选择动作：根据当前状态和 ε-贪婪策略选择一个动作。
执行动作：与环境交互，执行选定的动作并获得奖励和下一个状态。
更新 Q 表：根据 Bellman 方程更新 Q 表。
重复步骤 2-4，直到达到终止条件。

import gym
import numpy as np
import matplotlib.pyplot as plt

# Create the CliffWalking environment
env = gym.make('CliffWalking-v0')

# Initialize Q-table with zeros
Q = np.zeros((env.observation_space.n, env.action_space.n))

# Set hyperparameters
alpha = 0.1  # Learning rate
gamma = 0.99  # Discount factor
epsilon = 0.1  # Exploration rate
num_episodes = 1000  # Number of episodes

# Function for choosing an action using epsilon-greedy policy
def epsilon_greedy(state, epsilon):
    if np.random.rand() < epsilon:
        return np.random.choice(env.action_space.n)
    else:
        max1 = np.max(Q[state])
        return np.random.choice(np.argwhere(Q[state] == max1).ravel())

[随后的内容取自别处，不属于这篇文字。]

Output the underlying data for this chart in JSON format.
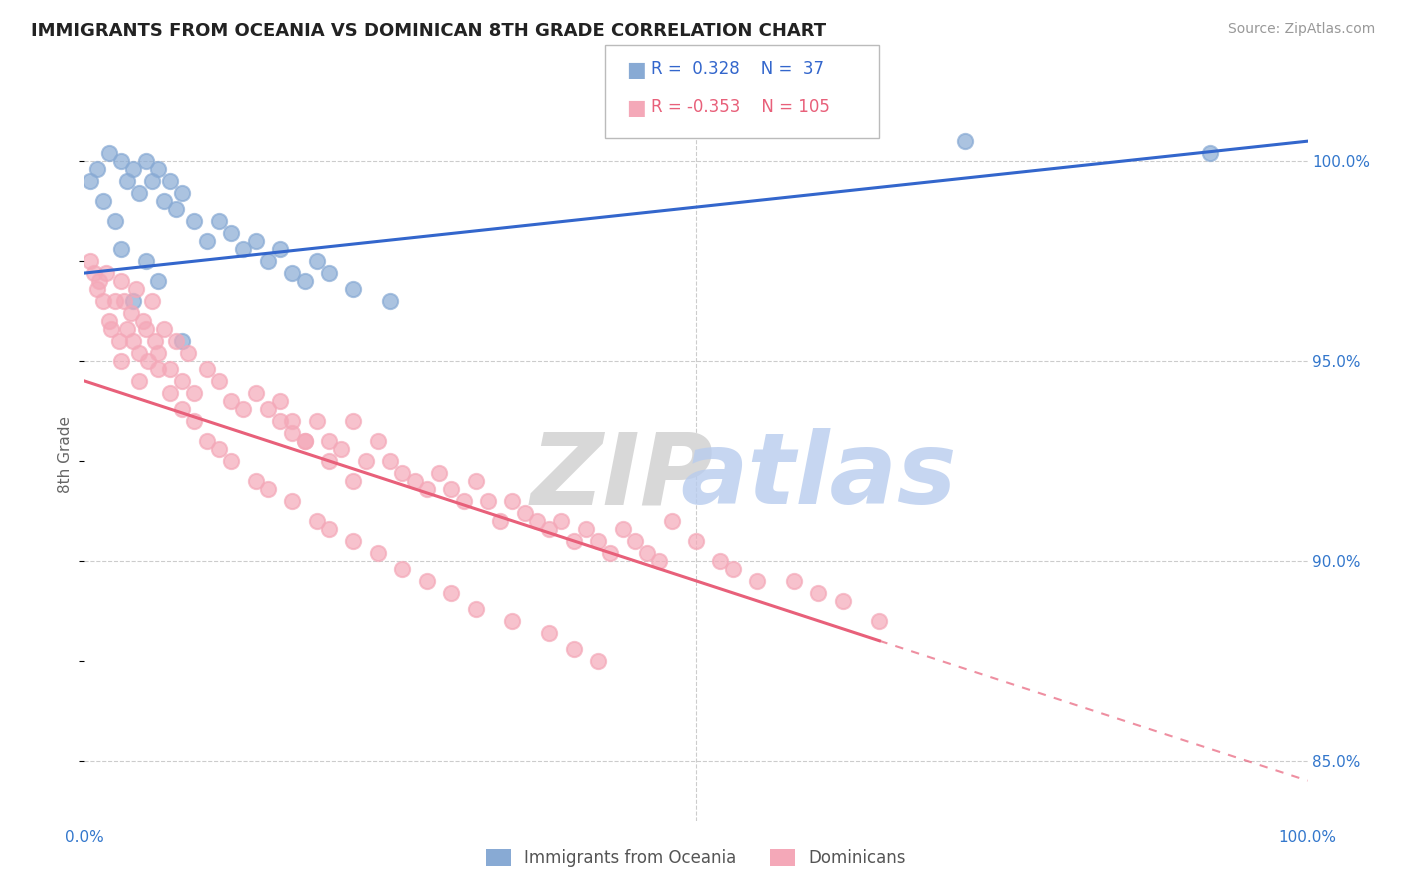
{
  "title": "IMMIGRANTS FROM OCEANIA VS DOMINICAN 8TH GRADE CORRELATION CHART",
  "source": "Source: ZipAtlas.com",
  "ylabel": "8th Grade",
  "y_ticks": [
    85.0,
    90.0,
    95.0,
    100.0
  ],
  "y_tick_labels": [
    "85.0%",
    "90.0%",
    "95.0%",
    "100.0%"
  ],
  "y_min": 83.5,
  "y_max": 101.8,
  "x_min": 0.0,
  "x_max": 100.0,
  "blue_R": 0.328,
  "blue_N": 37,
  "pink_R": -0.353,
  "pink_N": 105,
  "blue_color": "#88aad4",
  "pink_color": "#f4a8b8",
  "blue_line_color": "#3366cc",
  "pink_line_color": "#e8607a",
  "legend_label_blue": "Immigrants from Oceania",
  "legend_label_pink": "Dominicans",
  "blue_scatter_x": [
    1.0,
    2.0,
    3.0,
    3.5,
    4.0,
    4.5,
    5.0,
    5.5,
    6.0,
    6.5,
    7.0,
    7.5,
    8.0,
    9.0,
    10.0,
    11.0,
    12.0,
    13.0,
    14.0,
    15.0,
    16.0,
    17.0,
    18.0,
    19.0,
    20.0,
    22.0,
    25.0,
    0.5,
    1.5,
    2.5,
    3.0,
    4.0,
    5.0,
    6.0,
    8.0,
    72.0,
    92.0
  ],
  "blue_scatter_y": [
    99.8,
    100.2,
    100.0,
    99.5,
    99.8,
    99.2,
    100.0,
    99.5,
    99.8,
    99.0,
    99.5,
    98.8,
    99.2,
    98.5,
    98.0,
    98.5,
    98.2,
    97.8,
    98.0,
    97.5,
    97.8,
    97.2,
    97.0,
    97.5,
    97.2,
    96.8,
    96.5,
    99.5,
    99.0,
    98.5,
    97.8,
    96.5,
    97.5,
    97.0,
    95.5,
    100.5,
    100.2
  ],
  "pink_scatter_x": [
    0.5,
    0.8,
    1.0,
    1.2,
    1.5,
    1.8,
    2.0,
    2.2,
    2.5,
    2.8,
    3.0,
    3.2,
    3.5,
    3.8,
    4.0,
    4.2,
    4.5,
    4.8,
    5.0,
    5.2,
    5.5,
    5.8,
    6.0,
    6.5,
    7.0,
    7.5,
    8.0,
    8.5,
    9.0,
    10.0,
    11.0,
    12.0,
    13.0,
    14.0,
    15.0,
    16.0,
    17.0,
    18.0,
    19.0,
    20.0,
    21.0,
    22.0,
    23.0,
    24.0,
    25.0,
    26.0,
    27.0,
    28.0,
    29.0,
    30.0,
    31.0,
    32.0,
    33.0,
    34.0,
    35.0,
    36.0,
    37.0,
    38.0,
    39.0,
    40.0,
    41.0,
    42.0,
    43.0,
    44.0,
    45.0,
    46.0,
    47.0,
    48.0,
    50.0,
    52.0,
    53.0,
    55.0,
    58.0,
    60.0,
    62.0,
    65.0,
    3.0,
    4.5,
    6.0,
    7.0,
    8.0,
    9.0,
    10.0,
    11.0,
    12.0,
    14.0,
    15.0,
    17.0,
    19.0,
    20.0,
    22.0,
    24.0,
    26.0,
    28.0,
    30.0,
    32.0,
    35.0,
    38.0,
    40.0,
    42.0,
    16.0,
    17.0,
    18.0,
    20.0,
    22.0
  ],
  "pink_scatter_y": [
    97.5,
    97.2,
    96.8,
    97.0,
    96.5,
    97.2,
    96.0,
    95.8,
    96.5,
    95.5,
    97.0,
    96.5,
    95.8,
    96.2,
    95.5,
    96.8,
    95.2,
    96.0,
    95.8,
    95.0,
    96.5,
    95.5,
    95.2,
    95.8,
    94.8,
    95.5,
    94.5,
    95.2,
    94.2,
    94.8,
    94.5,
    94.0,
    93.8,
    94.2,
    93.8,
    93.5,
    93.2,
    93.0,
    93.5,
    93.0,
    92.8,
    93.5,
    92.5,
    93.0,
    92.5,
    92.2,
    92.0,
    91.8,
    92.2,
    91.8,
    91.5,
    92.0,
    91.5,
    91.0,
    91.5,
    91.2,
    91.0,
    90.8,
    91.0,
    90.5,
    90.8,
    90.5,
    90.2,
    90.8,
    90.5,
    90.2,
    90.0,
    91.0,
    90.5,
    90.0,
    89.8,
    89.5,
    89.5,
    89.2,
    89.0,
    88.5,
    95.0,
    94.5,
    94.8,
    94.2,
    93.8,
    93.5,
    93.0,
    92.8,
    92.5,
    92.0,
    91.8,
    91.5,
    91.0,
    90.8,
    90.5,
    90.2,
    89.8,
    89.5,
    89.2,
    88.8,
    88.5,
    88.2,
    87.8,
    87.5,
    94.0,
    93.5,
    93.0,
    92.5,
    92.0
  ],
  "pink_solid_end_x": 65.0,
  "blue_line_x0": 0.0,
  "blue_line_x1": 100.0,
  "blue_line_y0": 97.2,
  "blue_line_y1": 100.5,
  "pink_line_x0": 0.0,
  "pink_line_x1": 100.0,
  "pink_line_y0": 94.5,
  "pink_line_y1": 84.5
}
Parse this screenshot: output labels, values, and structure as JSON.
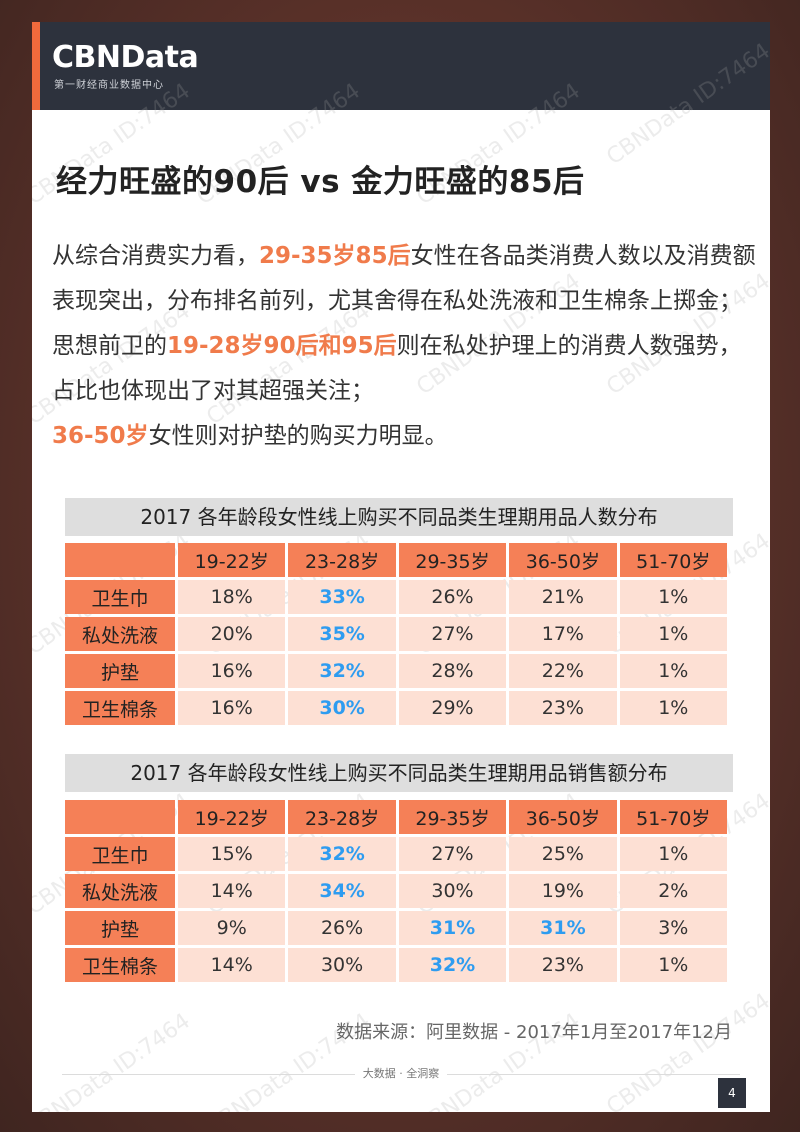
{
  "header": {
    "logo": "CBNData",
    "logo_sub": "第一财经商业数据中心"
  },
  "title": "经力旺盛的90后 vs 金力旺盛的85后",
  "intro": {
    "t1": "从综合消费实力看，",
    "h1": "29-35岁85后",
    "t2": "女性在各品类消费人数以及消费额表现突出，分布排名前列，尤其舍得在私处洗液和卫生棉条上掷金；思想前卫的",
    "h2": "19-28岁90后和95后",
    "t3": "则在私处护理上的消费人数强势，占比也体现出了对其超强关注；",
    "h3": "36-50岁",
    "t4": "女性则对护垫的购买力明显。"
  },
  "table1": {
    "title": "2017 各年龄段女性线上购买不同品类生理期用品人数分布",
    "columns": [
      "",
      "19-22岁",
      "23-28岁",
      "29-35岁",
      "36-50岁",
      "51-70岁"
    ],
    "rows": [
      {
        "label": "卫生巾",
        "cells": [
          "18%",
          "33%",
          "26%",
          "21%",
          "1%"
        ],
        "blue": [
          1
        ]
      },
      {
        "label": "私处洗液",
        "cells": [
          "20%",
          "35%",
          "27%",
          "17%",
          "1%"
        ],
        "blue": [
          1
        ]
      },
      {
        "label": "护垫",
        "cells": [
          "16%",
          "32%",
          "28%",
          "22%",
          "1%"
        ],
        "blue": [
          1
        ]
      },
      {
        "label": "卫生棉条",
        "cells": [
          "16%",
          "30%",
          "29%",
          "23%",
          "1%"
        ],
        "blue": [
          1
        ]
      }
    ]
  },
  "table2": {
    "title": "2017 各年龄段女性线上购买不同品类生理期用品销售额分布",
    "columns": [
      "",
      "19-22岁",
      "23-28岁",
      "29-35岁",
      "36-50岁",
      "51-70岁"
    ],
    "rows": [
      {
        "label": "卫生巾",
        "cells": [
          "15%",
          "32%",
          "27%",
          "25%",
          "1%"
        ],
        "blue": [
          1
        ]
      },
      {
        "label": "私处洗液",
        "cells": [
          "14%",
          "34%",
          "30%",
          "19%",
          "2%"
        ],
        "blue": [
          1
        ]
      },
      {
        "label": "护垫",
        "cells": [
          "9%",
          "26%",
          "31%",
          "31%",
          "3%"
        ],
        "blue": [
          2,
          3
        ]
      },
      {
        "label": "卫生棉条",
        "cells": [
          "14%",
          "30%",
          "32%",
          "23%",
          "1%"
        ],
        "blue": [
          2
        ]
      }
    ]
  },
  "source": "数据来源：阿里数据 - 2017年1月至2017年12月",
  "footer": {
    "text": "大数据 · 全洞察",
    "page": "4"
  },
  "watermark": "CBNData ID:7464",
  "colors": {
    "accent": "#f06a3c",
    "header_bg": "#2d323d",
    "highlight_blue": "#2e9cf0",
    "cell_bg": "#fde0d4"
  }
}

# List to store the total reward per episode
rewards = []

for episode in range(num_episodes):
    state = env.reset()
    total_reward = 0
    state = state[0]
    stepnum = 0
    while True:
        stepnum +=1
        action = epsilon_greedy(state, epsilon)
        next_state, reward, done,_, _ = env.step(action)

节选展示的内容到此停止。